2. Harper and the Moths - "Somebody's Watching Me" (Rockwell)
On Halloween Harper and the Moths release a five-track collection of '80s hits called Mixtape. Later that same day they released a video for one of the best covers found on the collection, Rockwell's "Somebody's Watching Me." The band achieves a sense of homage while maintaining its musical identity. It should come as no surprise then that the video for "Somebody's Watching Me" achieves the same goal, using the original MTV hit video as its roadmap. They re-enact every nearly every moment of the video, but they use members of the band and add their own style. Harper Lines never gets as weirdly ghoulish or creepy as Rockwell did in the original, but his vocal here is freakishly great, not to mention Kelsee Ishmael's work in place of Michael Jackson on the original. Harper and the Moths are always a class act, and this video on top of the entire Mixtape is utterly smooth.

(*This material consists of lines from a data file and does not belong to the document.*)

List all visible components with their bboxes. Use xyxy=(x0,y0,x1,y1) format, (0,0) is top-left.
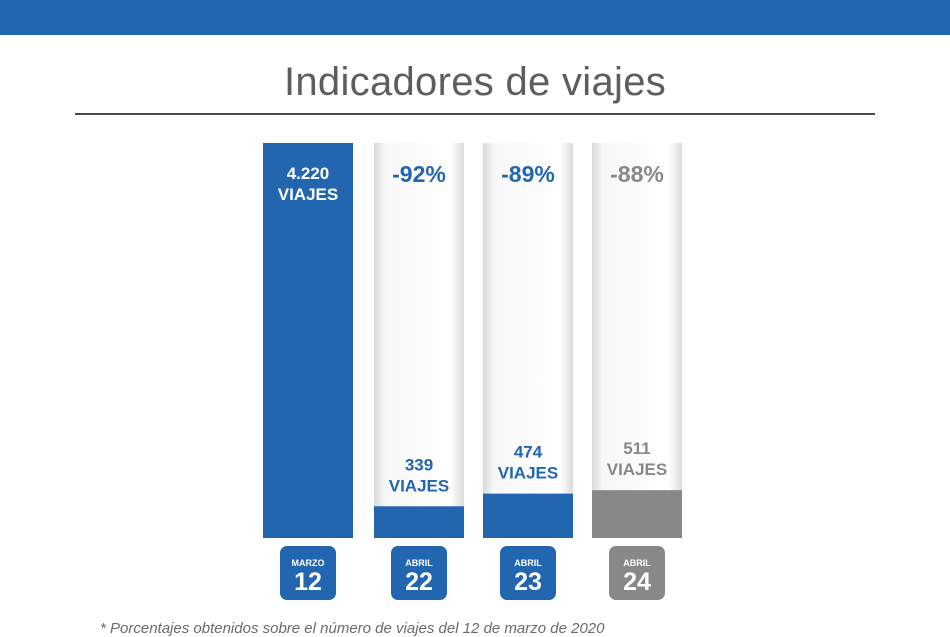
bar-unit-label: VIAJES xyxy=(498,464,558,483)
percent-change-label: -88% xyxy=(610,161,664,187)
page-title: Indicadores de viajes xyxy=(283,60,667,104)
bar xyxy=(483,493,573,538)
bar xyxy=(592,490,682,538)
date-badge-day: 23 xyxy=(514,568,542,596)
date-badge-month: ABRIL xyxy=(514,558,542,568)
date-badge xyxy=(609,546,665,600)
date-badge xyxy=(500,546,556,600)
bar-background-column xyxy=(483,143,573,538)
bar-background-column xyxy=(374,143,464,538)
percent-change-label: -92% xyxy=(392,161,446,187)
date-badge-day: 12 xyxy=(294,568,322,596)
title-underline xyxy=(75,113,875,115)
bar-unit-label: VIAJES xyxy=(278,185,338,204)
bar-value-label: 4.220 xyxy=(287,164,330,183)
date-badge-month: ABRIL xyxy=(405,558,433,568)
date-badge-month: ABRIL xyxy=(623,558,651,568)
bar-value-label: 511 xyxy=(623,439,650,458)
bar-background-column xyxy=(592,143,682,538)
date-badge xyxy=(391,546,447,600)
date-badge-day: 22 xyxy=(405,568,433,596)
date-badge xyxy=(280,546,336,600)
bar-unit-label: VIAJES xyxy=(389,476,449,495)
footnote: * Porcentajes obtenidos sobre el número … xyxy=(100,620,605,637)
bar-value-label: 339 xyxy=(405,455,433,474)
date-badge-day: 24 xyxy=(623,568,651,596)
bar xyxy=(374,506,464,538)
percent-change-label: -89% xyxy=(501,161,555,187)
bar-unit-label: VIAJES xyxy=(607,460,667,479)
bar xyxy=(263,143,353,538)
bar-value-label: 474 xyxy=(514,443,543,462)
top-banner xyxy=(0,0,950,35)
date-badge-month: MARZO xyxy=(292,558,325,568)
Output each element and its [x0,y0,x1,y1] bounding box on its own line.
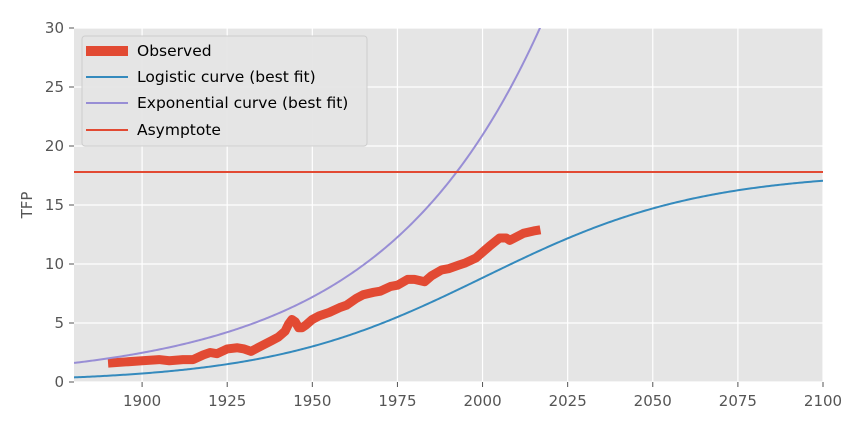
legend-label-asymptote: Asymptote [137,121,221,139]
series-observed [107,225,542,368]
series-exponential-curve [74,28,542,364]
legend-label-exponential: Exponential curve (best fit) [137,94,348,112]
x-tick-label: 1925 [208,392,246,410]
y-tick-label: 15 [45,196,64,214]
legend-label-logistic: Logistic curve (best fit) [137,68,316,86]
y-tick-label: 25 [45,78,64,96]
y-axis: 0 5 10 15 20 25 30 [45,19,74,391]
y-tick-label: 20 [45,137,64,155]
x-tick-label: 2025 [549,392,587,410]
x-tick-label: 1900 [123,392,161,410]
x-tick-label: 2000 [463,392,501,410]
x-tick-label: 2100 [804,392,842,410]
x-tick-label: 2075 [719,392,757,410]
series-logistic-curve [74,179,823,379]
x-tick-label: 1950 [293,392,331,410]
x-tick-label: 2050 [634,392,672,410]
x-axis: 1900 1925 1950 1975 2000 2025 2050 2075 2100 [123,382,842,410]
legend: Observed Logistic curve (best fit) Expon… [81,35,368,147]
legend-label-observed: Observed [137,42,212,60]
y-tick-label: 5 [54,314,64,332]
x-tick-label: 1975 [378,392,416,410]
y-tick-label: 30 [45,19,64,37]
legend-box [81,35,368,147]
y-tick-label: 0 [54,373,64,391]
y-tick-label: 10 [45,255,64,273]
y-axis-label: TFP [18,192,36,220]
series-layer [74,28,823,379]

1. House of Stairs - "Across The Universe" (The Beatles)
To the best of my knowledge House of Stairs released only one thing this year and it was this cover of The Beatles "Across The Universe." I have been eagerly anticipating new music from this outfit and while this may not be their original, this is absolutely mind-blowing and original in its own way. This is a showering spotlight for the magnificent voice of Holly Pyle, who is one of the finest vocalists in this town. The reinvention of a song that's become such a standard comes to the listener like a revelation. I get goosebumps every time she sings "Jai guru deva om." The lovely minimalist arrangement so deconstructed that it leaves only the lattice work of the song intact while Pyle's voice and the various percussion weaves around it like a morning glory vine climbing in the night.